Random Variables as Measurable Functions
You roll a die, toss a handful of coins, wait for a bus, measure the height of the next person through
the door. In every case a chance experiment happens somewhere in the background — in a space
of raw outcomes — and yet the thing you actually care about is a number: the total
showing, the count of heads, the minutes waited, the centimetres. A random variable is
the bridge. It is the rule that reads a raw outcome and reports the number you were watching for.
Measure theory lets us say precisely what that "rule" is, and — crucially — which rules are
allowed. The one-sentence answer, the whole of this page in a nutshell:
Let (\Omega, \mathcal{F}, P) be a probability space. A random
variable is a measurable
function
X : (\Omega, \mathcal{F}) \longrightarrow (\mathbb{R}, \mathcal{B}),
meaning that the preimage of every Borel set is an event:
X^{-1}(B) = \{\omega \in \Omega : X(\omega) \in B\} \in \mathcal{F} \qquad \text{for every } B \in \mathcal{B}.
That is the entire definition.
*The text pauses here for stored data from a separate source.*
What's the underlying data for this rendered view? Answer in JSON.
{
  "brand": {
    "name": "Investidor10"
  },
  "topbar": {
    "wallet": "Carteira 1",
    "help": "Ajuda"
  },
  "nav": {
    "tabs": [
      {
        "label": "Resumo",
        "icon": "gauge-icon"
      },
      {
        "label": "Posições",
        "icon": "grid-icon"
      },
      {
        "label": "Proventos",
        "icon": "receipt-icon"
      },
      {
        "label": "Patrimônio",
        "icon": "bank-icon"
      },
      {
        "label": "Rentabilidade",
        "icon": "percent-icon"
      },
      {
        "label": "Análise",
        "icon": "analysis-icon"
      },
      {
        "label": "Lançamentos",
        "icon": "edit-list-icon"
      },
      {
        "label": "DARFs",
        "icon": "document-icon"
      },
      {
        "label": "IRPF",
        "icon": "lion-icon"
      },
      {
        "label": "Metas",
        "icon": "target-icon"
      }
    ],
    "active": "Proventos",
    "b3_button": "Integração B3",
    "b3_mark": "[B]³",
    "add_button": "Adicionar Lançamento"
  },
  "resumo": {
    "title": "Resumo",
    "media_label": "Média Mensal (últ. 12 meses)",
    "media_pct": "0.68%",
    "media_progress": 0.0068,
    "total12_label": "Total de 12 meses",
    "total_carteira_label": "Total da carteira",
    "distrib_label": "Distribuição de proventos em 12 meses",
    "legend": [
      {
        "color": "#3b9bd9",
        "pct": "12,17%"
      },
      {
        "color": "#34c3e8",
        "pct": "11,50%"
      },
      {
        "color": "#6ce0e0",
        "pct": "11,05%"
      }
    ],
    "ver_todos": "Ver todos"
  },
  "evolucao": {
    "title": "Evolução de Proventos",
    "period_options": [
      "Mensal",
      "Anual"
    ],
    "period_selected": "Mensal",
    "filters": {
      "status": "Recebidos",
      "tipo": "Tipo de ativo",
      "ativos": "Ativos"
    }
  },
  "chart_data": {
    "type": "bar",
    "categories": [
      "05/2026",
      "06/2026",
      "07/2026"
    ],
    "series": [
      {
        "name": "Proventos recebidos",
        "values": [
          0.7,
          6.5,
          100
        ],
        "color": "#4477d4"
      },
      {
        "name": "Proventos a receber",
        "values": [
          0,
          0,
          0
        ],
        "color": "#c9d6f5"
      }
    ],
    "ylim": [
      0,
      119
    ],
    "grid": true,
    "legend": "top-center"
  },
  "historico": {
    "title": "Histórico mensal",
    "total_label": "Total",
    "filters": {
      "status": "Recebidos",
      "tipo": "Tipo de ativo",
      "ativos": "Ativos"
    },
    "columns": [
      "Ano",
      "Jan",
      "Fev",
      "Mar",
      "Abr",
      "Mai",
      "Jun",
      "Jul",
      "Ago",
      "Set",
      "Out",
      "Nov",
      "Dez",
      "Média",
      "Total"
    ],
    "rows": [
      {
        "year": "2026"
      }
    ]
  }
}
No new machinery — a random variable is just a measurable function whose
domain happens to carry a probability measure. Everything else on this page (its law, its distribution
function, discrete versus continuous, the \sigma-algebra it generates) is a
consequence of that single line.
Why measurability is exactly the right condition
Here is the point of the definition — not a technicality, but the very thing that makes probability
work. You want to ask questions like
P(X \le x), \qquad P(a < X \le b), \qquad P(X \in B).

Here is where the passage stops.